Applicants were required to submit their proposals online ensuring that each solution used science, technology, engineering or math called S.T.E.M.

The aim of the Sagicor Visionaries Programme is to create a healthier, cleaner and safer Caribbean community that is more resilient to food and water scarcity.

Sagicor visionaries was conceptualised by Sagicor Life Inc. in collaboration with the Caribbean Examinations Council (CXC) and The Caribbean Science Foundation.

Cheryl Rolle, General Agent at Sagicor-Dominica gave a brief overview of the competition at the exhibition.

“When the concept of this challenge was presented to Sagicor, we saw it as a wonderful opportunity for students, teachers, schools, communities and the region.  The challenge was established as a way to encourage young people to think of innovative ways so that we as a region can establish and maintain sustainable Caribbean communities.”

The projects were submitted as follows: the Dominica Seventh Day Adventist School with a UV ray purifier and a presentation on sun-drying fruits for preservation...

...the Portsmouth Secondary School attempting to rejuvenate soil for farming; the Castle Bruce Secondary School had a mobile e-world...

...The Dominica Community High School submitted two entries-a system to pump water from a nearby river into their school yard and a presentation on recycling leaves.

...and the St. Martin Secondary School proposed an electricity-powered flush-o-meter to replace tank toilets.

The Dominica Grammar School submitted five entries: poly-culture farming; the positive effects of sulphur on crops; the effects of fertiliser on crops; a presentation of how changes in water affect crops, and the rate of growth in seeds with no organisms in the soil.

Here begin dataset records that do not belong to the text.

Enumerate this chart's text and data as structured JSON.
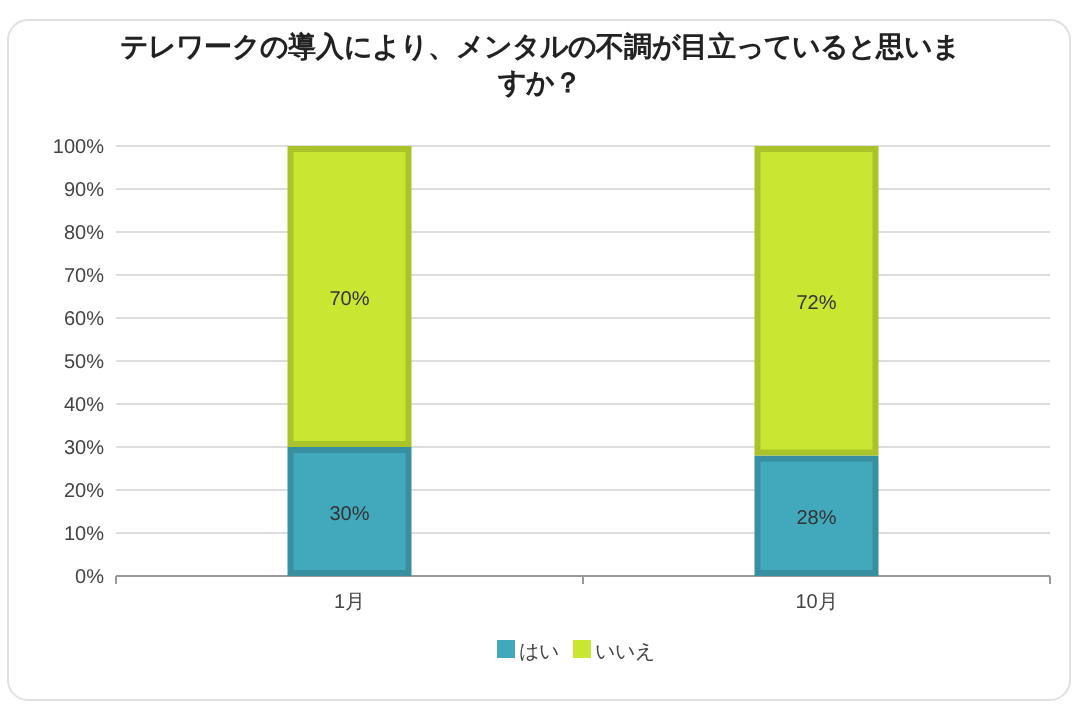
{
  "chart_data": {
    "type": "bar",
    "title": "テレワークの導入により、メンタルの不調が目立っていると思いますか？",
    "categories": [
      "1月",
      "10月"
    ],
    "stacked": true,
    "series": [
      {
        "name": "はい",
        "color": "#42a9bd",
        "values": [
          30,
          28
        ],
        "value_labels": [
          "30%",
          "28%"
        ]
      },
      {
        "name": "いいえ",
        "color": "#c9e633",
        "values": [
          70,
          72
        ],
        "value_labels": [
          "70%",
          "72%"
        ]
      }
    ],
    "ylim": [
      0,
      100
    ],
    "yticks": [
      {
        "value": 0,
        "label": "0%"
      },
      {
        "value": 10,
        "label": "10%"
      },
      {
        "value": 20,
        "label": "20%"
      },
      {
        "value": 30,
        "label": "30%"
      },
      {
        "value": 40,
        "label": "40%"
      },
      {
        "value": 50,
        "label": "50%"
      },
      {
        "value": 60,
        "label": "60%"
      },
      {
        "value": 70,
        "label": "70%"
      },
      {
        "value": 80,
        "label": "80%"
      },
      {
        "value": 90,
        "label": "90%"
      },
      {
        "value": 100,
        "label": "100%"
      }
    ],
    "grid": "y",
    "legend": "bottom"
  }
}
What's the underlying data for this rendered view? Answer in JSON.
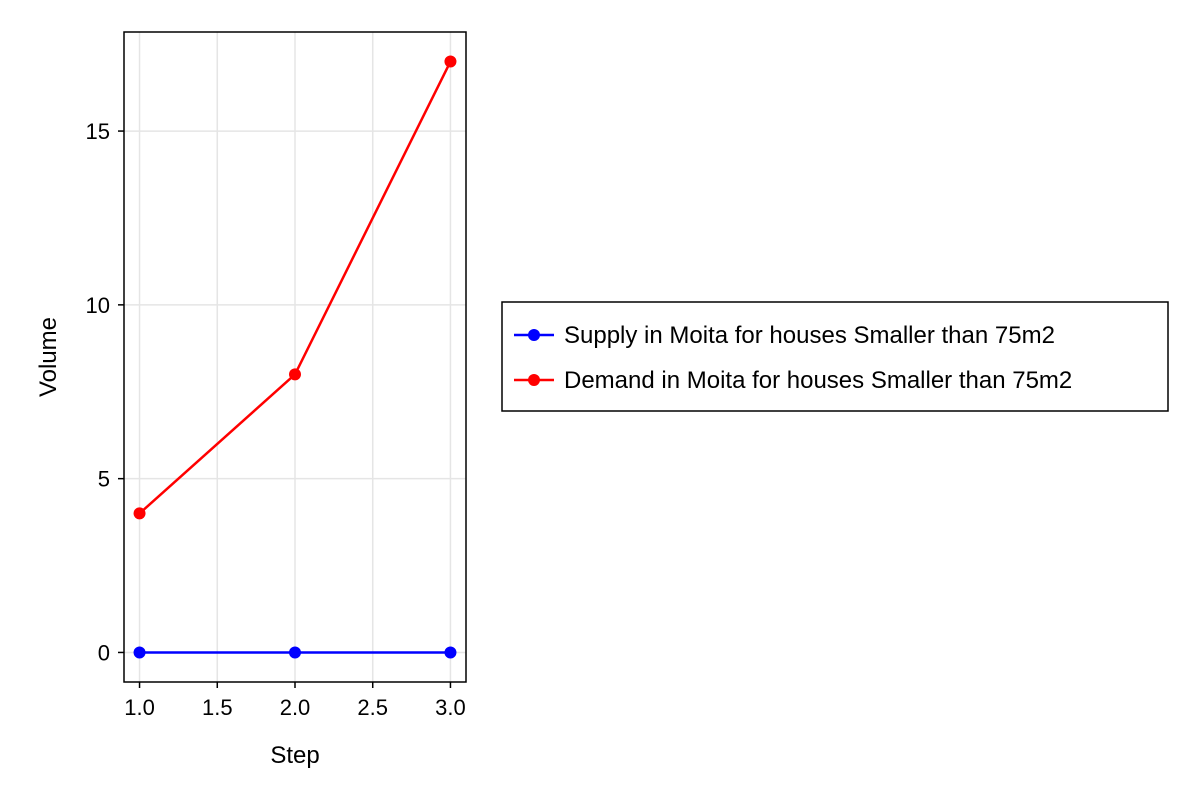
{
  "chart_data": {
    "type": "line",
    "xlabel": "Step",
    "ylabel": "Volume",
    "x": [
      1.0,
      2.0,
      3.0
    ],
    "xlim": [
      0.9,
      3.1
    ],
    "ylim": [
      -0.85,
      17.85
    ],
    "xticks": [
      "1.0",
      "1.5",
      "2.0",
      "2.5",
      "3.0"
    ],
    "xtick_values": [
      1.0,
      1.5,
      2.0,
      2.5,
      3.0
    ],
    "yticks": [
      "0",
      "5",
      "10",
      "15"
    ],
    "ytick_values": [
      0,
      5,
      10,
      15
    ],
    "grid": true,
    "legend_position": "right",
    "series": [
      {
        "name": "Supply in Moita for houses Smaller than 75m2",
        "color": "#0000ff",
        "values": [
          0,
          0,
          0
        ]
      },
      {
        "name": "Demand in Moita for houses Smaller than 75m2",
        "color": "#ff0000",
        "values": [
          4,
          8,
          17
        ]
      }
    ]
  }
}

Vice President of Marketing at Sagicor, Tracy Knight-Lloyd said she was enthusiastic about the displays.

The exhibits were judged by seven experts in related fields.

The criteria included creativity and innovation; project plan and design; relevance to sustainable Caribbean communities and presentation.

The St. Martin Secondary school copped the winning position with their project “Flushometer.”

Coming in at first place was the Dominica Grammar School with the positive effects of Sulphur on crops project and at second place was the Convent High School with a project dubbed “Eco Dining Hall.”

Students of the St Martin Secondary School provided an eco friendly way of dealing with the challenge of the inability to flush the toilets at their school effectively when there is low water pressure or no water.

This project portrayed toilets which used less water than regular toilets and were powered by solar energy.